Un véritable concept Cette année encore, des soirées « Carte blanche » vont constituer le plus gros de la programmation. Autour d’un auteur se réunissent les amis artistes qu’il a souhaité associer à son déplacement à Strasbourg. On se souvient de quelques soirées marquantes de la précédente édition, celle par exemple où Bernard Pivot (qui pourtant refuse toujours ce genre de situation) avait revu avec une énorme émotion des extraits de quelques-unes de ses premières émissions (Duras, Simenon, Dolto…) et nous avait alors livré moult anecdotes sur ses rencontres avec les très grands des années 70/80. Ou encore Delphine de Vigan qui était venue avec ses amis Nathalie Kutermann et le chanteur Kent nous offrir un florilège de moments de poésie et d’humanité…
Ce concept de «carte blanche» sera repris et encore renforcé fin septembre prochain dans la grande salle de l’Aubette qui accueillera des centaines d’amoureux de littérature chaque fin d’après-midi et en soirée.
Mais, par instants, ce sont aussi d’exceptionnelles fulgurances qui parviennent ensuite aux lecteurs que nous sommes et qui sont de profonds terreaux de réflexion puis d’action, loin des réactions primaires devant cette actualité oppressante.
« Une autre vie est possible… »
Lors des grands entretiens de la Bibliothèque idéale 2012, les écrivains présents auront à cœur de dialoguer avec le public et même de communiquer au-delà même de la simple présentation de leur ouvrage. En cela, la formule « Carte Blanche » est idéale : quand les artistes se réunissent, les idées fusent et le public trouve là autant d’occasions d’interpeller. Et les écrivains en redemandent, ils sont très friands de ces dialogues impromptus qui fusent durant la Bibliothèque Idéale.

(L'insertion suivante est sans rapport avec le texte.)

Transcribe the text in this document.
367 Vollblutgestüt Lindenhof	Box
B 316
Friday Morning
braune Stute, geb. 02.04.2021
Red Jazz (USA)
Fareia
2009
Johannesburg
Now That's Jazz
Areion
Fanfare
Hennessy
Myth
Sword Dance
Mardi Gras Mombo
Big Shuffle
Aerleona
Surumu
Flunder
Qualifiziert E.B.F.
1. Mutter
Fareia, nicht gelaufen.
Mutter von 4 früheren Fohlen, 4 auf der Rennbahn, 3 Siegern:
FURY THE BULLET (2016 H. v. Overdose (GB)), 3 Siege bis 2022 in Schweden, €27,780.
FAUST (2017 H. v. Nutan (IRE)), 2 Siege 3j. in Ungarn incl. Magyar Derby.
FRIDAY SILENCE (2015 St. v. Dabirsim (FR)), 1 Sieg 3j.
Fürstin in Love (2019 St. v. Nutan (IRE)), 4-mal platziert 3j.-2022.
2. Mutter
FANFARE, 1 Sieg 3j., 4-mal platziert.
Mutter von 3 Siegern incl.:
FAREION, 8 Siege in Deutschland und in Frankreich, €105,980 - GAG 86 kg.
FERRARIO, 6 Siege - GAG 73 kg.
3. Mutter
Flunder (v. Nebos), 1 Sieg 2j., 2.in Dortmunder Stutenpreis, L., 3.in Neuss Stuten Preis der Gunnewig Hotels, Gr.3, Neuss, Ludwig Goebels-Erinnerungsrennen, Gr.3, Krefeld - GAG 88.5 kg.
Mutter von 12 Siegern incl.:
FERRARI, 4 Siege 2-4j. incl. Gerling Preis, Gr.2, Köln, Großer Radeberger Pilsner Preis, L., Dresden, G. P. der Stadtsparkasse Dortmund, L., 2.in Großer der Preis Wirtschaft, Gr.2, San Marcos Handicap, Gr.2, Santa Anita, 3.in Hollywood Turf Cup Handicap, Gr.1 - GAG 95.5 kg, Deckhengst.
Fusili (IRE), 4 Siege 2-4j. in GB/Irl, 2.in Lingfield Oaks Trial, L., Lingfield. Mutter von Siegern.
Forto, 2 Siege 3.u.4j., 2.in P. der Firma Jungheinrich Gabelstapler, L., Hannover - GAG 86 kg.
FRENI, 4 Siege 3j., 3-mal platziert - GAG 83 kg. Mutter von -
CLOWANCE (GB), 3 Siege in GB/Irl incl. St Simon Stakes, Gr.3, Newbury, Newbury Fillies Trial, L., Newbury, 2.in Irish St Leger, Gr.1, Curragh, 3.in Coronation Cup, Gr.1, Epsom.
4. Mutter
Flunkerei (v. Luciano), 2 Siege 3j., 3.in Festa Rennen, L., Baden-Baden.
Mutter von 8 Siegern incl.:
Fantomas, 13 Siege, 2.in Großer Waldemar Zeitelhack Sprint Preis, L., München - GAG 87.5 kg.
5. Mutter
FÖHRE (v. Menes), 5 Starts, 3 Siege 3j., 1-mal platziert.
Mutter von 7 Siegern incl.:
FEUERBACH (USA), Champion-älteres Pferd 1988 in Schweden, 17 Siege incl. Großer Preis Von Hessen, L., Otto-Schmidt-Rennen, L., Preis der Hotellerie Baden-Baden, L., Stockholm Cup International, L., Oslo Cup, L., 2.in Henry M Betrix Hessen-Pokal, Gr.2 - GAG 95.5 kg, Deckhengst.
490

C’est le thème général de la Bibliothèque Idéale 2012. Inutile d’insister plus sur son actualité, à l’heure où notre monde est traversé par tant d’événements tous plus inquiétants les uns que les autres. Comme toujours, la littérature est aux avant-postes sur ces questions. Les solitudes des écrivains, devant leur ordinateur ou leurs pages blanches, sont autant de moments habités par les doutes, les angoisses, les hésitations.
Pré-programmation En septembre, un programme de haute tenue sera proposé par la Librairie Kléber et la Ville de Strasbourg. En ouverture, le jeudi 13 septembre, Pascal Quignard (prix Goncourt 2002) a invité la grande danseuse japonaise Carlotta Ikeda autour du thème de Médée d’Euripide. L’écrivain a écrit un texte sur auquel la danseuse se mesure pour concevoir un solo, augmenté de leurs affinités communes : poésie, méditation, fragments, la parole et le silence, l’origine, la naissance, le sexe et la mort. Déjà présenté au théâtre de la Villette, ce passionnant dialogue entre les mots et la danse en fascinera plus d’un…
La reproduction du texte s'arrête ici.